И, глядя на эти огни, расцветающие пионами в ночном небе, Эмбер испытала острое чувство одиночества, отчаяния и боли. Как будто потеряла что-то очень важное. А вот теперь, сидя за столом Джины, среди запахов трав, настоек и микстур, она ощущала, что в каком-то смысле даже рада предстоящему возвращению в особняк. И не могла понять, что испытывает на самом деле. Ненависть к Агиларам. Да. Страх за себя и жизнь Люка. Да. Это было понятно, а вот остальное…
У неё из головы не выходил танец с сеньором Виго и их поцелуй. И от всего того, что произошло между ними, всё ещё сладко замирало внутри, и сердце билось, как сумасшедшее. И разум понимал, что в том сейфе в сокровищнице она нашла неопровержимые доказательства причастности Агиларов к убийству её отца, но сердце всё равно искало лазейки…

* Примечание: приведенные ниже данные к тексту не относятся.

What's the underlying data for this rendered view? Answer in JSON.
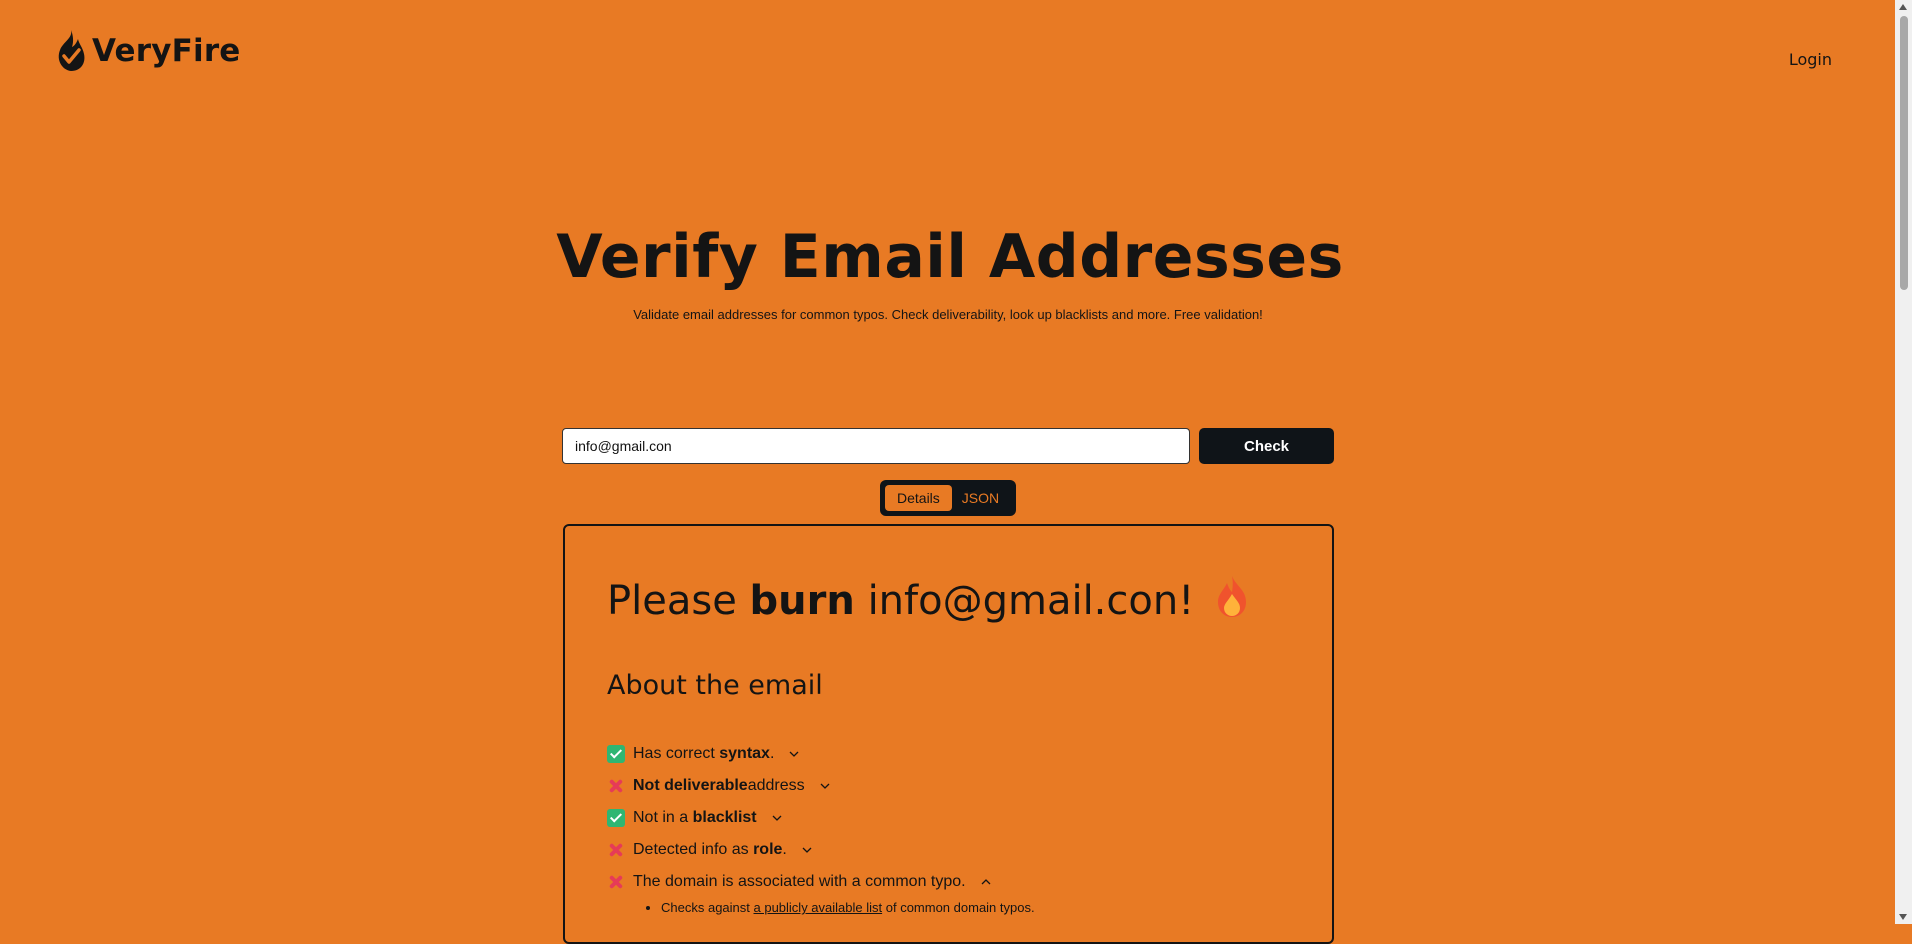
{
  "header": {
    "brand": "VeryFire",
    "login_label": "Login"
  },
  "hero": {
    "title": "Verify Email Addresses",
    "subtitle": "Validate email addresses for common typos. Check deliverability, look up blacklists and more. Free validation!"
  },
  "search": {
    "value": "info@gmail.con",
    "button_label": "Check"
  },
  "tabs": {
    "details": "Details",
    "json": "JSON"
  },
  "result": {
    "prefix": "Please ",
    "verb": "burn",
    "email": "info@gmail.con!",
    "about_heading": "About the email",
    "checks": [
      {
        "pre": "Has correct ",
        "bold": "syntax",
        "post": ".",
        "status": "ok"
      },
      {
        "pre": "",
        "bold": "Not deliverable",
        "post": " address",
        "status": "bad"
      },
      {
        "pre": "Not in a ",
        "bold": "blacklist",
        "post": "",
        "status": "ok"
      },
      {
        "pre": "Detected info as ",
        "bold": "role",
        "post": ".",
        "status": "bad"
      },
      {
        "pre": "The domain is associated with a common typo.",
        "bold": "",
        "post": "",
        "status": "bad"
      }
    ],
    "typo_details": {
      "pre": "Checks against ",
      "link": "a publicly available list",
      "post": " of common domain typos."
    }
  },
  "colors": {
    "background": "#E87A24",
    "dark": "#0f1418",
    "ok": "#2fb672",
    "bad": "#e63b57"
  }
}
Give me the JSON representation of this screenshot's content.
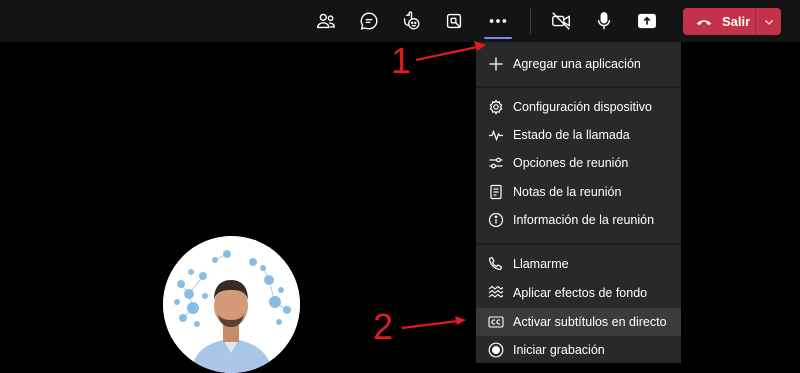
{
  "toolbar": {
    "buttons": [
      {
        "icon": "people-icon"
      },
      {
        "icon": "chat-icon"
      },
      {
        "icon": "reactions-icon"
      },
      {
        "icon": "rooms-icon"
      },
      {
        "icon": "more-icon"
      },
      {
        "icon": "camera-off-icon"
      },
      {
        "icon": "mic-icon"
      },
      {
        "icon": "share-icon"
      }
    ],
    "leave_label": "Salir"
  },
  "menu": {
    "items": [
      {
        "label": "Agregar una aplicación",
        "icon": "plus-icon"
      },
      {
        "label": "Configuración dispositivo",
        "icon": "gear-icon"
      },
      {
        "label": "Estado de la llamada",
        "icon": "pulse-icon"
      },
      {
        "label": "Opciones de reunión",
        "icon": "sliders-icon"
      },
      {
        "label": "Notas de la reunión",
        "icon": "notes-icon"
      },
      {
        "label": "Información de la reunión",
        "icon": "info-icon"
      },
      {
        "label": "Llamarme",
        "icon": "phone-icon"
      },
      {
        "label": "Aplicar efectos de fondo",
        "icon": "background-effects-icon"
      },
      {
        "label": "Activar subtítulos en directo",
        "icon": "cc-icon",
        "highlighted": true
      },
      {
        "label": "Iniciar grabación",
        "icon": "record-icon"
      }
    ]
  },
  "annotations": {
    "one": "1",
    "two": "2"
  },
  "colors": {
    "leave_button": "#c4314b",
    "menu_background": "#292929",
    "annotation": "#e01b22",
    "active_indicator": "#7f85f5"
  }
}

Ведь сеньора Виго тогда даже не было в Акадии. Он сам рассказывал, как много лет назад уехал на север и вернулся в город совсем недавно. И он не его отец. Он совсем другой! Но он Агилар. А эйфайры убили его мать. И теперь он заседает в сенате, где на следующей неделе будет голосование по закону о резервации. И понятно, что он не станет голосовать против. Он не предаст свою семью и никогда не простит Эмбер и не поймёт её, если узнает, что она эйфайр. Ведь она обманула его. И ограбила. И этого достаточно, чтобы отправить её на веки вечные в тюрьму. Так в чём же дело?
Эмбер и сама не могла понять, почему её так гнетёт всё это. Почему ей стыдно и хочется всё ему объяснить? Может, потому, что она не хочет, чтобы однажды, узнав обо всём, сеньор Виго стал бы её ненавидеть? Ответа у неё не было. Она окончательно запуталась в собственных чувствах.
И только одно было совершенно определённым − желание вернуться в особняк. И оно пересилило в ней, и страх, и доводы рассудка.
Она заберёт шкатулку, поможет Люку, подбросит конверт графа и оставит жемчужину Тибурона, и, по крайней мере, не будет ничего никому должна. Ей нужен день или два. И никто не станет искать её в особняке, ни граф, ни Джарр. А даже если её там и увидят, то всё объяснимо — она пока не закончила своё дело. И если Джина не подведёт, если Люк не скажет, кто она такая, то шансы выпутаться из этой истории у неё есть. Главное, чтобы Люк молчал.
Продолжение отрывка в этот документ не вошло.